When I had told people that Demetra and I would be spending a year abroad in Kenya together, they often offered warning about what it could do to our relationship and how difficult it would be to deal with one another afterward should the worst happen. I understood and accepted this as a possibility but a far distant possibility not worth serious consideration. Like Germany not being awesome at the World Cup or Hitchens opting to display the slightest degree of humility. A year together in a foreign land where we would only know each other, where we could only depend on each other, where we would be with each other constantly, where we would be dealing with children every hour of every day, where we would need to manage a strict budget, where we would be stressed unlike anything in life before meant something else to me. It meant that if we could hack through it all and still care for one another and enjoy our time together, then there was precious little that could stop us from caring for one another or enjoying our time together.
Of these two possibilities, certainly not containing all eventualities but pretty clearly defining the polar points on which others could be compared, I was right.
One option was left for me. By late November I had decided to propose to Demetra. The difficult part was finding the time and place to do it. The neighborhood near the Nakuru center was not one to take a moonlit walk through, and I wanted to make it special. A break at Hell's Gate National Park in early December seemed a good possibility in a new place and with a little privacy, but I lost my nerve.
This was troubling as January came closer. At the beginning of the month Demetra would be flying back to the States to take interviews for medical school and would not return until February. If I managed to propose before then, she would be able to tell her family and friends about it personally. I also did not want to wait another month.
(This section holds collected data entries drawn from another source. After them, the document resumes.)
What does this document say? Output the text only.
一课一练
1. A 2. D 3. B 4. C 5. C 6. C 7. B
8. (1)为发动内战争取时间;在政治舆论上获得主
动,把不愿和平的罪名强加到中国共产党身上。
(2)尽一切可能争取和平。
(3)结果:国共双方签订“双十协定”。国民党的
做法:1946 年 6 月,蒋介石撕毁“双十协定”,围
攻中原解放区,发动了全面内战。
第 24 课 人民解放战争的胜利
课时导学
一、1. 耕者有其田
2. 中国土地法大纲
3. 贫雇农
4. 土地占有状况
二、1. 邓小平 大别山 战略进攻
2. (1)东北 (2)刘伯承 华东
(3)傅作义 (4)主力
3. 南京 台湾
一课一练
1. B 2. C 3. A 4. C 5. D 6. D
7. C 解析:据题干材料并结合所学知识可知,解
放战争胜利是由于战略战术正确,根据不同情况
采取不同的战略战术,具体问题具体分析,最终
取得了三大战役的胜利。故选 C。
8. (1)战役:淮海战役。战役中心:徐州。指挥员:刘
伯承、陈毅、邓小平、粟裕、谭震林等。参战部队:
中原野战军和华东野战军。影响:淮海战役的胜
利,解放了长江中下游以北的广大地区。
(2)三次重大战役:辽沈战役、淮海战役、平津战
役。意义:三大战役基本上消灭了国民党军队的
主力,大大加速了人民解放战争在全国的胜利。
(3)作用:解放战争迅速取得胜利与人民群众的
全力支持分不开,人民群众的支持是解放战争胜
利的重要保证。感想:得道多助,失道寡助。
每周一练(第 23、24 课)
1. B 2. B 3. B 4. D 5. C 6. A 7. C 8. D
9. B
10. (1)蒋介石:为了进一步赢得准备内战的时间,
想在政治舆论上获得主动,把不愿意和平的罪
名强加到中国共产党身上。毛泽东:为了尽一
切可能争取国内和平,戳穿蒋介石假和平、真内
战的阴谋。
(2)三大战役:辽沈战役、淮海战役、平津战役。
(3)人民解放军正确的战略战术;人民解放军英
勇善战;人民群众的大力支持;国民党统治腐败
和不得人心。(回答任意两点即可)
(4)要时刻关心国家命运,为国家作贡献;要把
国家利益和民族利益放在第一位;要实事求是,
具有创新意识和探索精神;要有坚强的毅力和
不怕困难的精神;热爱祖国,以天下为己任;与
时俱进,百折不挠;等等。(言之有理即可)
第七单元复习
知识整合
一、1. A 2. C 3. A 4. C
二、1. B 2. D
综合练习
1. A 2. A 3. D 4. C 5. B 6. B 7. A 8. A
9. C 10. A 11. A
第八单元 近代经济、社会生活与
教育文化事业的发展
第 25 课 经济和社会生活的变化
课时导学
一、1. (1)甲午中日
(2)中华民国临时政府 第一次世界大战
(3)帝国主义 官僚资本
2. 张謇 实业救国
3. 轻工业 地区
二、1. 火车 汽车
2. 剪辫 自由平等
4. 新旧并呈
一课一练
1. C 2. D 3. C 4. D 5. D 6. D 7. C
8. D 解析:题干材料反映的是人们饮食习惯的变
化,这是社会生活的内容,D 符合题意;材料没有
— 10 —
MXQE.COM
In a spectacular display of atrocious timing, my malaria recurred on Christmas day. I spent three days in bed taking more medication than food. On the evening of the third day, I was on my back in bed on top of the covers as I was in the midst of another hot spell. Demetra was sitting next to me writing letters to friends on her laptop. I had asked her to stay, so we could talk and I could be distracted by how I felt. Demetra was leaving in less than a week. Work stress was about to be kicked up a notch as we prepared for her absence. I made a choice.
I believe my line was, "Would you like to get married?"
She kept typing. She either thought that I intended it in the abstract or thought my illness was greater than expected. I posed a slight variant of the same question. She put her computer to the side and made me rephrase one more time. I asked, "Will you marry me?"
Two more days now and she can't take back her answer.